つまりここは、ほぼアフガニスタンと思ってよいのではないでしょうか。

といってもただの四街道市だし、普通の日本です。少しばかり中東系の顔立ちの人が多いだけです。
でもせっかくアフガンタウンに来てるんです。ここいらで食事にします。

アフガニスタン人が多く住んでいるだけあり、付近にはハラルショップや中東料理店がいくつかあるようです。

本日はこちらの店に行ってみました。アジアのエスニック料理「アリアン」です。アフガニスタン人の多い四街道にあるアジアンレストラン。これはアフガニスタン料理が食べられるはずです!

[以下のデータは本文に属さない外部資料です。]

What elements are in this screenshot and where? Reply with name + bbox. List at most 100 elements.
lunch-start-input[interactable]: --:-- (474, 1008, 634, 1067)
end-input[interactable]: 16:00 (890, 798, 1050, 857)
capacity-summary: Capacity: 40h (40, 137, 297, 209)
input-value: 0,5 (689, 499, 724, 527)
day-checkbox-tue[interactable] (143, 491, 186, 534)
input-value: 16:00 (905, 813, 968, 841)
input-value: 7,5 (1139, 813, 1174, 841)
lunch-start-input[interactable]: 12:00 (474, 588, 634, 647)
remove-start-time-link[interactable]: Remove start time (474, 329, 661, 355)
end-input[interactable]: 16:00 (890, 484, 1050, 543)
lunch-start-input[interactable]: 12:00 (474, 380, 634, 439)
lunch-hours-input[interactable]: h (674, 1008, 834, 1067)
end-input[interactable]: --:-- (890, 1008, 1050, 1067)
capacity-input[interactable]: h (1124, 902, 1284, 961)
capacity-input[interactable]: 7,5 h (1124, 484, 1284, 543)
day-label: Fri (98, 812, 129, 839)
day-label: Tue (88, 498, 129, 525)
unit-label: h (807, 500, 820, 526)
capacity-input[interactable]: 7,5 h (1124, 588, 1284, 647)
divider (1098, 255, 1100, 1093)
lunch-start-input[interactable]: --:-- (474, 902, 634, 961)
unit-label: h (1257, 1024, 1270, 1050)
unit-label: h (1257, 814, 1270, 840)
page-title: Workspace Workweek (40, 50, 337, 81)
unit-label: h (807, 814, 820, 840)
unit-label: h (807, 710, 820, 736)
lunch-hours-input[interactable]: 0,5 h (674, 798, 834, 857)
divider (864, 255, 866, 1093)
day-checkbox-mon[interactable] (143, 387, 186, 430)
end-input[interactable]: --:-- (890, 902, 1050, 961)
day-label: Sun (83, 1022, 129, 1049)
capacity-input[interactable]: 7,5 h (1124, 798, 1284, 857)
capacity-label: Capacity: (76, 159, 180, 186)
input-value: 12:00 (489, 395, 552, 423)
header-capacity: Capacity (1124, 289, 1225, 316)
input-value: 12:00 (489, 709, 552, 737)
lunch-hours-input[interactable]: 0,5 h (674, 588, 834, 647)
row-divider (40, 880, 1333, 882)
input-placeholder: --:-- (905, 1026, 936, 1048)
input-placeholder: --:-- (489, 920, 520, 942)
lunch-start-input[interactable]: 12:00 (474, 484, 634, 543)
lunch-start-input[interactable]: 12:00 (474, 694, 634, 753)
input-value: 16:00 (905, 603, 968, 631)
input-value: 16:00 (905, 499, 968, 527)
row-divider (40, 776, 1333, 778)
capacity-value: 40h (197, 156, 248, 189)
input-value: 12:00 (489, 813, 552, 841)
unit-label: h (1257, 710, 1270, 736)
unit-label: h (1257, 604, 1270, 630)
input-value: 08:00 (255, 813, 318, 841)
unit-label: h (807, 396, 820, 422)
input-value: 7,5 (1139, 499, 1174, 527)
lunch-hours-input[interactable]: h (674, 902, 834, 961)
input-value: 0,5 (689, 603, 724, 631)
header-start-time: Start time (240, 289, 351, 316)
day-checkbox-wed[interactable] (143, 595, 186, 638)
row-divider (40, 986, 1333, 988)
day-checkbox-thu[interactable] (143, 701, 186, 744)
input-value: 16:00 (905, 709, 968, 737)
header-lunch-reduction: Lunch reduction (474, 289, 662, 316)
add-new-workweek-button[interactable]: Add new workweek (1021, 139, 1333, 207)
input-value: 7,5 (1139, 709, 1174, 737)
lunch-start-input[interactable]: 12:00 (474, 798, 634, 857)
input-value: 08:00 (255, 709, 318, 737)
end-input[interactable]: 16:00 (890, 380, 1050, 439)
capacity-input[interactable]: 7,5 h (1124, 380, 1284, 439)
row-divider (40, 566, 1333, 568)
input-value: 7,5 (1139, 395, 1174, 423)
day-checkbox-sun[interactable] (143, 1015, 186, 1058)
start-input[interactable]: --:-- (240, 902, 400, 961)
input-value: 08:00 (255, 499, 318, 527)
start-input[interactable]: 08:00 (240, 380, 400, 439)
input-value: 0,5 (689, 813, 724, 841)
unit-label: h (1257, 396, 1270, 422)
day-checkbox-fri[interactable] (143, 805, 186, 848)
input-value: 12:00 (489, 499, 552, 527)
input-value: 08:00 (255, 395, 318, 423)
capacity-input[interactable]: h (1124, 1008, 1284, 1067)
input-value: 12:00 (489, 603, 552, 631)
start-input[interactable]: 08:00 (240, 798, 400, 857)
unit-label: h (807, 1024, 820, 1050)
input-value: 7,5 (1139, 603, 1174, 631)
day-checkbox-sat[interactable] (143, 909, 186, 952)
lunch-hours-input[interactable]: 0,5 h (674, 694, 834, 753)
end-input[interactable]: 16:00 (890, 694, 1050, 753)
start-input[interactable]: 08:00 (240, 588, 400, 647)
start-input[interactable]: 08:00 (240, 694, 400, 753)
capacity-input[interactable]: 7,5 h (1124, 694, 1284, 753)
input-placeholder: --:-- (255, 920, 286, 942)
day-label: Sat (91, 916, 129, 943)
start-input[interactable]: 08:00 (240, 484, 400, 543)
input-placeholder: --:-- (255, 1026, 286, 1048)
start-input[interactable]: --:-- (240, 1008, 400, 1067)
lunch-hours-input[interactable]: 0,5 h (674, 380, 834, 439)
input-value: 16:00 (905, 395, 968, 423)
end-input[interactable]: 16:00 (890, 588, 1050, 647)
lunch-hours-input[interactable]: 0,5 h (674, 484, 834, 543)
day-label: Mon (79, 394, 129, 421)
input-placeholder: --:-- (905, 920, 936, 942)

お店に設置してあるテレビでは音楽を流していますが、ヒンディーソングとなっているのでインドのポップスを流しているようです。私はもう少し西の方に行きたい!

もっと左の方!インド人を右に!

メニューを探してもアフガンの文字が見当たりません。どちらかというとインド強め。唯一パキスタン料理が中東に近いのでしょうか。

これが一番良いのではないでしょうか。
ビリヤニはインドやその周辺国で食べられる米を主体とした料理ですが、アフガニスタンのプラウがその起源なんだとか。トルコではピラフ、スペインではパエリアと呼ばれています。ビリヤニはほぼアフガン料理ってことでよいんじゃないでしょうか!

インド料理屋で食べるやつと同じ。
ビリヤニはアタハズレがあるのですが、こちらのはアタリのようです。
ただ毎度ビリヤニ頼むと思うのですが、量が多いんですよね。個人的にはこの半分の量でいいんですがどの店に行っても異常に多いんです。これってシェアして食べるやつなのでしょうか。毎回ビリヤニ食べるとお腹いっぱいでその日何も食べられなくなります。

まったくアフガンの風は感じませんでしたが、少しだけインドの左に行けた気がします。
私にとってみればパキスタンもアフガニスタンもイランも差が分からないんです。食べてる料理だってハラルなんだしどの国も似たようなものなんでしょう。インドは毛色が違いますが似たようなもんなんです。アフガニスタンっぽさは味わえるはずです。

中東っぽさのあるアフガンタウン四街道。ただでさえ行きづらい中東がほんのちょっとだけ味わえます。まぁ四街道も充分行きづらい場所ですが。